With stringent mortgage-finance rules still limiting demand, it’s doubtful this condo boom ever grows to the disastrous mid-2000s levels, but there is growing demand in certain markets.
“Part of [the demand] is rental prices,” Rich says. “There’s also a shortage of product in the market.”
McAuliffe thinks condo conversions could soon follow in hot spots around the country. “If [this cycle] follows past ones, the next area is condo conversions,” he says.
4. Make Portfolio Buys
For the bigger players, 2015 could offer some big opportunities. For the very biggest of the public and private equity sources, there’s Atlanta-based operator Gables Residential, which should have a new owner in the first half of the new year.
But even for buyers who can’t take on a firm that began the year with 36,081 units (and a development pipeline of 982 units), there’s opportunity. McAuliffe expects several large portfolios to move and the sale of properties in the $200- to $400-million range to continue. “I expect numerous transactions of a billion or more going into 2015,” he says.
Big-money institutional buyers may look for even more creative ways to establish their presence in multifamily over a long period.
“The institutional world has learned the lesson that they want to associate with people who are operators,” says Albert M. Berriz, CEO of Ann Arbor, Mich.–based McKinley. “They don’t want to just have an investment conduit; they want to talk directly to the person who’s operating the asset.”
These types of arrangements aren’t anything new. In 2008, CB Richard Ellis Investors bought a controlling stake in Atlanta-based Wood Partners. But over the past couple of years, the business has been so profitable that few firms have wanted to sell a stake of their platform.
“Now, as there’s a pause for less growth, I think there will be more interest in having some discussions to buy some of these platforms,” McAuliffe says. “It may not happen, but there will be discussions.”
5. Head Back to Core Markets
While trades of mid- and high-rise properties in the Big Six metros recorded $10.89 billion in the third quarter, secondary, and even some tertiary, markets once again saw the largest total number of apartments move, according to RCA. Some of that activity entailed large institutional buyers chasing yield.
“There’s no question that money is chasing deals in the secondary, and even tertiary, markets,” Lester says. “The traditional buyers of New York, Boston, San Francisco, Los Angeles, and Chicago real estate are in a variety of markets that you didn’t tend to see them in.”

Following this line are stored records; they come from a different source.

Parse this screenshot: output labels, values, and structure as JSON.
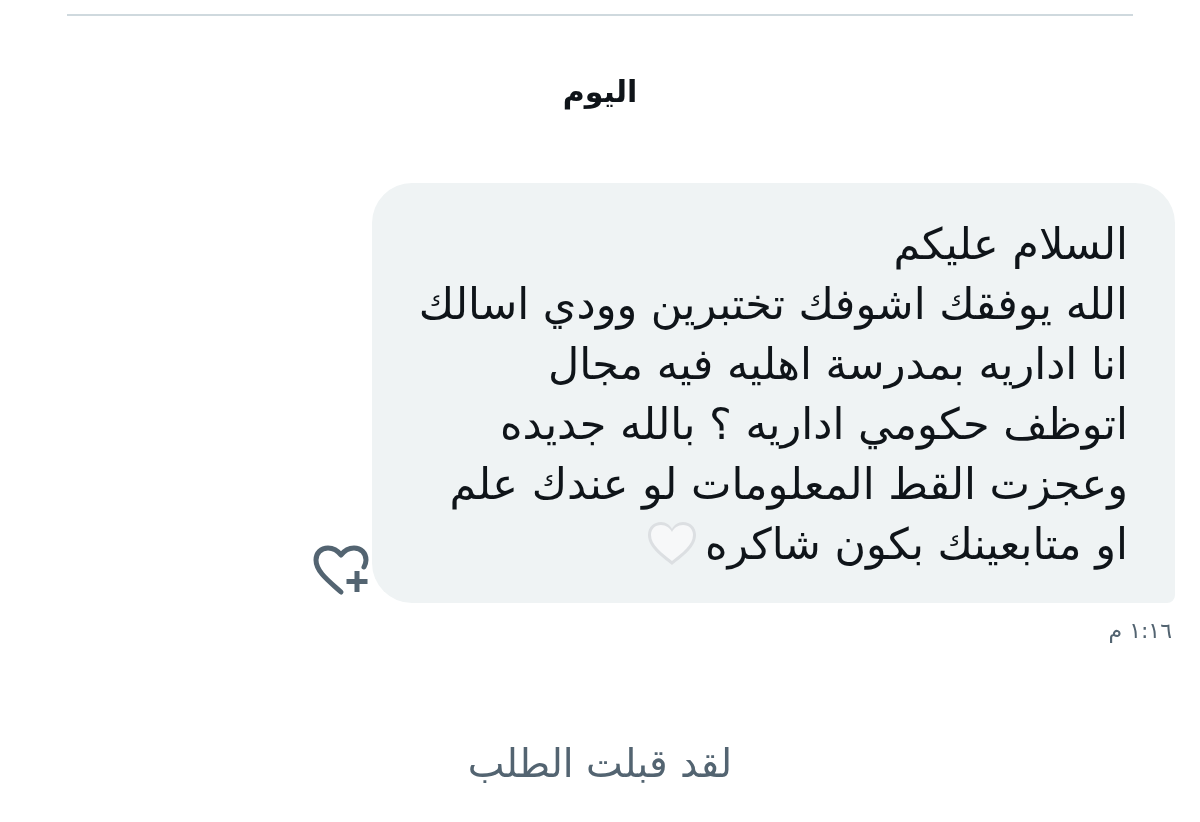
{
  "date_separator": "اليوم",
  "messages": [
    {
      "kind": "received",
      "lines": [
        "السلام عليكم",
        "الله يوفقك اشوفك تختبرين وودي اسالك",
        "انا اداريه بمدرسة اهليه فيه مجال",
        "اتوظف حكومي اداريه ؟ بالله جديده",
        "وعجزت القط المعلومات لو عندك علم",
        "او متابعينك بكون شاكره"
      ],
      "time": "١:١٦ م"
    }
  ],
  "system_notice": "لقد قبلت الطلب"
}
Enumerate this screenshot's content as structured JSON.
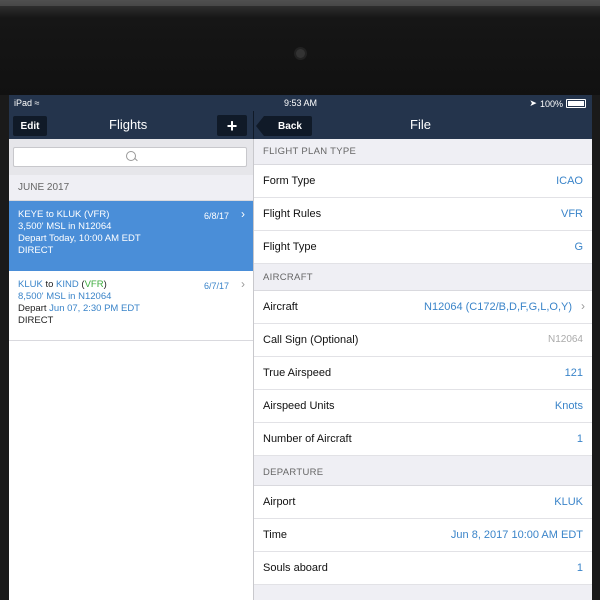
{
  "status": {
    "left": "iPad",
    "time": "9:53 AM",
    "battery": "100%"
  },
  "nav_left": {
    "edit_label": "Edit",
    "title": "Flights",
    "add_label": "+"
  },
  "nav_right": {
    "back_label": "Back",
    "title": "File"
  },
  "search": {
    "placeholder": ""
  },
  "list_section": "JUNE 2017",
  "flights": [
    {
      "from": "KEYE",
      "to_word": "to",
      "to": "KLUK",
      "rules": "(VFR)",
      "date": "6/8/17",
      "alt": "3,500' MSL",
      "in_word": "in",
      "aircraft": "N12064",
      "depart_word": "Depart",
      "depart": "Today, 10:00 AM EDT",
      "route": "DIRECT"
    },
    {
      "from": "KLUK",
      "to_word": "to",
      "to": "KIND",
      "rules_open": "(",
      "rules": "VFR",
      "rules_close": ")",
      "date": "6/7/17",
      "alt": "8,500' MSL",
      "in_word": "in",
      "aircraft": "N12064",
      "depart_word": "Depart",
      "depart": "Jun 07, 2:30 PM EDT",
      "route": "DIRECT"
    }
  ],
  "sections": {
    "flight_plan_type": "FLIGHT PLAN TYPE",
    "aircraft": "AIRCRAFT",
    "departure": "DEPARTURE"
  },
  "rows": {
    "form_type": {
      "label": "Form Type",
      "value": "ICAO"
    },
    "flight_rules": {
      "label": "Flight Rules",
      "value": "VFR"
    },
    "flight_type": {
      "label": "Flight Type",
      "value": "G"
    },
    "aircraft": {
      "label": "Aircraft",
      "value": "N12064 (C172/B,D,F,G,L,O,Y)"
    },
    "call_sign": {
      "label": "Call Sign (Optional)",
      "placeholder": "N12064"
    },
    "true_airspeed": {
      "label": "True Airspeed",
      "value": "121"
    },
    "airspeed_units": {
      "label": "Airspeed Units",
      "value": "Knots"
    },
    "num_aircraft": {
      "label": "Number of Aircraft",
      "value": "1"
    },
    "airport": {
      "label": "Airport",
      "value": "KLUK"
    },
    "time": {
      "label": "Time",
      "value": "Jun 8, 2017 10:00 AM EDT"
    },
    "souls": {
      "label": "Souls aboard",
      "value": "1"
    }
  }
}
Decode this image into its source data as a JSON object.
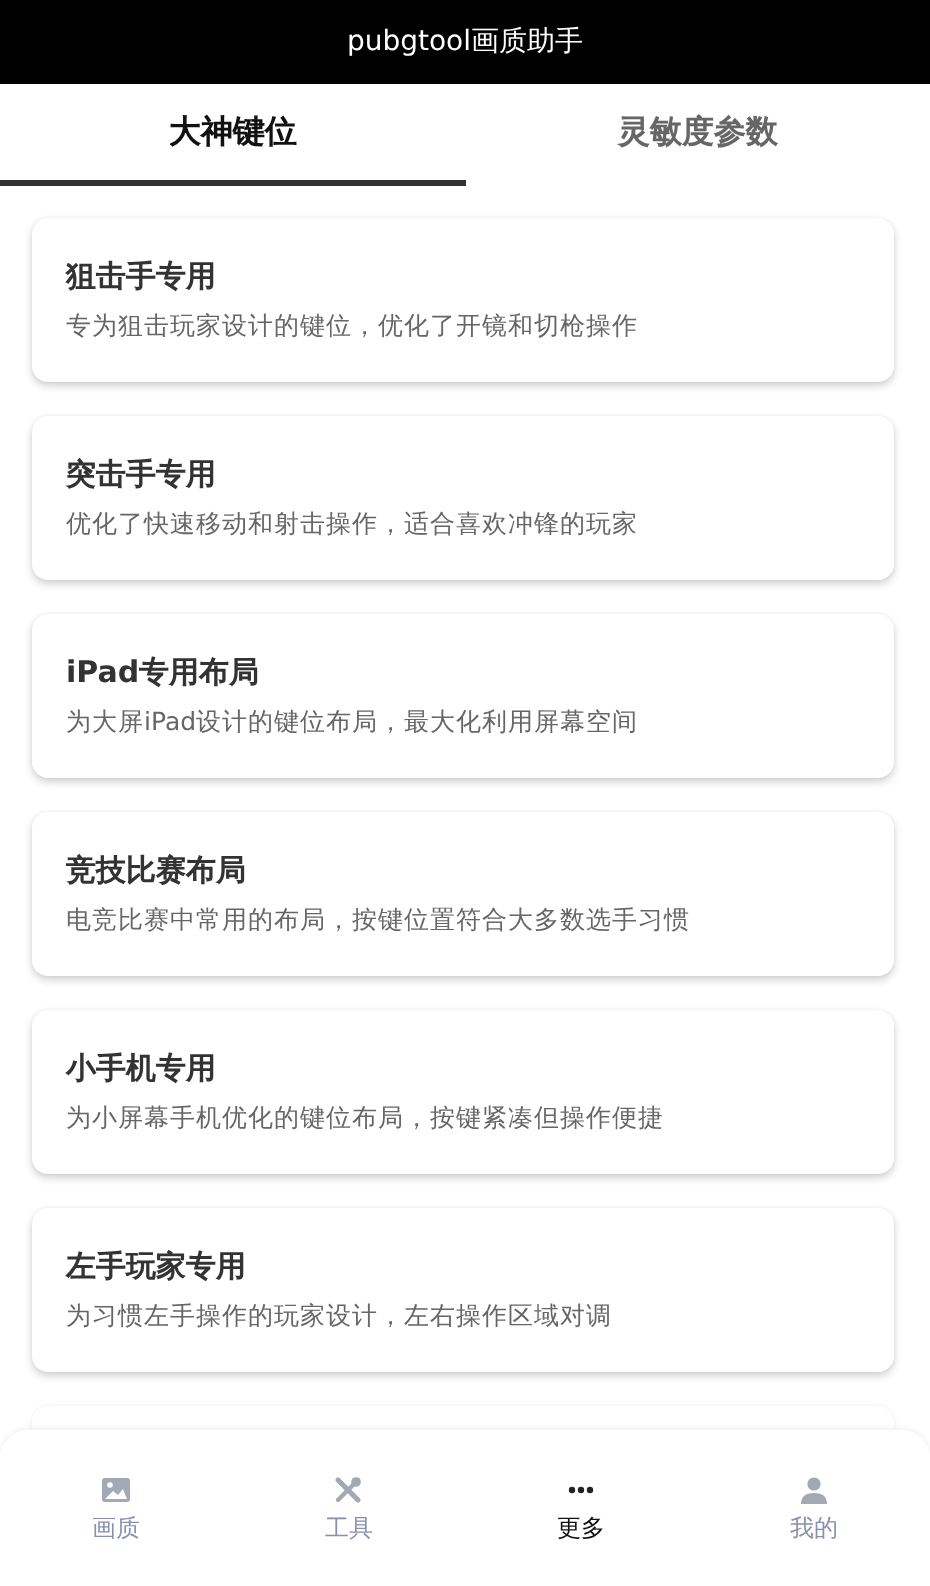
{
  "header": {
    "title": "pubgtool画质助手"
  },
  "tabs": [
    {
      "label": "大神键位",
      "selected": true
    },
    {
      "label": "灵敏度参数",
      "selected": false
    }
  ],
  "cards": [
    {
      "title": "狙击手专用",
      "description": "专为狙击玩家设计的键位，优化了开镜和切枪操作"
    },
    {
      "title": "突击手专用",
      "description": "优化了快速移动和射击操作，适合喜欢冲锋的玩家"
    },
    {
      "title": "iPad专用布局",
      "description": "为大屏iPad设计的键位布局，最大化利用屏幕空间"
    },
    {
      "title": "竞技比赛布局",
      "description": "电竞比赛中常用的布局，按键位置符合大多数选手习惯"
    },
    {
      "title": "小手机专用",
      "description": "为小屏幕手机优化的键位布局，按键紧凑但操作便捷"
    },
    {
      "title": "左手玩家专用",
      "description": "为习惯左手操作的玩家设计，左右操作区域对调"
    }
  ],
  "bottom_nav": [
    {
      "label": "画质",
      "selected": false
    },
    {
      "label": "工具",
      "selected": false
    },
    {
      "label": "更多",
      "selected": true
    },
    {
      "label": "我的",
      "selected": false
    }
  ]
}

Partially fueling that growth is a renewed appetite by lenders to finance deals off the beaten path. In the third quarter, regional and local banks captured 17 percent of all apartment lending (after sitting at less than 10 percent before 2013), while CMBS secured 13 percent of the market (after originating almost nothing in 2010), according to RCA.
“What was holding those markets back in the first few years of the recovery was that, with the exception of the agencies, debt financing wasn’t as readily available,” says Ben Thypin, RCA’s director of market analysis. “But now, between CMBS, the banks, and the agencies, it’s fairly easy to get debt financing on a secondary-market purchase.”
But the cap-rate spread between core and secondary markets has narrowed, from 200 to 300 basis points down to 50 in some cases.
“There’s almost no premium to go to secondary and tertiary markets,” says JRK’s Lee. “My expectation is that you’ll see some migration to quality—whether it’s higher-quality assets or higher-quality markets. When you look at it, you almost don’t get paid a premium to go to Brunswick, Ga., versus Atlanta.”